Firstly, the Public Disinfector was highly recognized and honored, just like our doctors and nurses who are on the front lines. The Public Disinfectors are described as “modest heroes,” and “the humble rank and file of the army enrolled in the service of science and humanity.” It states in this section that they risk their lives daily, and the same can be said of our fearless frontline workers. What is also striking is that, even in the Victorian era, there were laws in place, specifically the Sanitary Act, to try to combat the spread of whatever germ, virus, or disease that was plaguing the public at that time. We have a mask mandate today. Although there were laws/ordinances in place, not everyone followed them (sound familiar?) and that is where the Public Disinfector, or a representative of that team, comes in. An inspector goes to the home of the purported infected party and inquires as to whether or not someone in that household is sick/infectious. If that particular party is found to be telling untruths about the status of their household, they would be either fined or imprisoned, under the Sanitary Act. I have yet to know of anyone who has been fined because they weren’t wearing their masks. It seems as if the laws were enforced more in the Victorian era.

What makes this job stand out from other jobs of frontline workers is that these men actually go into the homes (if they are permitted) of the infected person to start the process of disinfecting it. The infected person either has to leave the premises and most likely go to the hospital, or stay isolated in a room, and that room will need to be disinfected, as well. All textiles need to be disinfected: clothes, bedding, carpet, curtains.

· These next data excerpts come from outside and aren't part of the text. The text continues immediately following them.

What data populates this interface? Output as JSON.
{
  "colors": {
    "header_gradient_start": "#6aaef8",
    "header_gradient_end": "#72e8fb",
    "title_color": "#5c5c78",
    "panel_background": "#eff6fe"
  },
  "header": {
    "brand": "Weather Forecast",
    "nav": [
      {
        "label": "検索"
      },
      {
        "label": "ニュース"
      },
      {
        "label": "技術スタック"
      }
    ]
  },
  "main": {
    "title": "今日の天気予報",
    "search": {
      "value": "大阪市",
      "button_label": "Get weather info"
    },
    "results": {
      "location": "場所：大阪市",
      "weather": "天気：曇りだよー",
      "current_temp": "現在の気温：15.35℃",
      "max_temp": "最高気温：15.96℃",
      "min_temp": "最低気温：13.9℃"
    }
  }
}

They are taken outside and put into a disinfecting oven. Today we have to take care of it ourselves, and sometimes it is the very person who is sick who must do it. That must be difficult, especially for those who are suffering more than just the general symptoms of COVID-19.

Photograph - Public Disinfectors
Street Life in London, Public Disinfectors

After noting the similarities and differences of disease and disinfecting in the Victorian era and today, one thing is certain: disease knows no bounds. It doesn’t care about class or race. The Public Disinfectors “alike disinfect the house of the poor and the rich; one day destroying the rubbish in a rag merchant’s shop, and the next handling delicate damask…in some Belgravian mansion. Another thing is certain: the frontline workers of today, without question, are putting their lives on the line to try to save as many of ours.

Works Cited: Thomson, J. “Public Disinfectors.” Street Life in London, edited by Adolphe Smith, Sampson Low, Marston, Searle, & Rivington, pp. 16–18.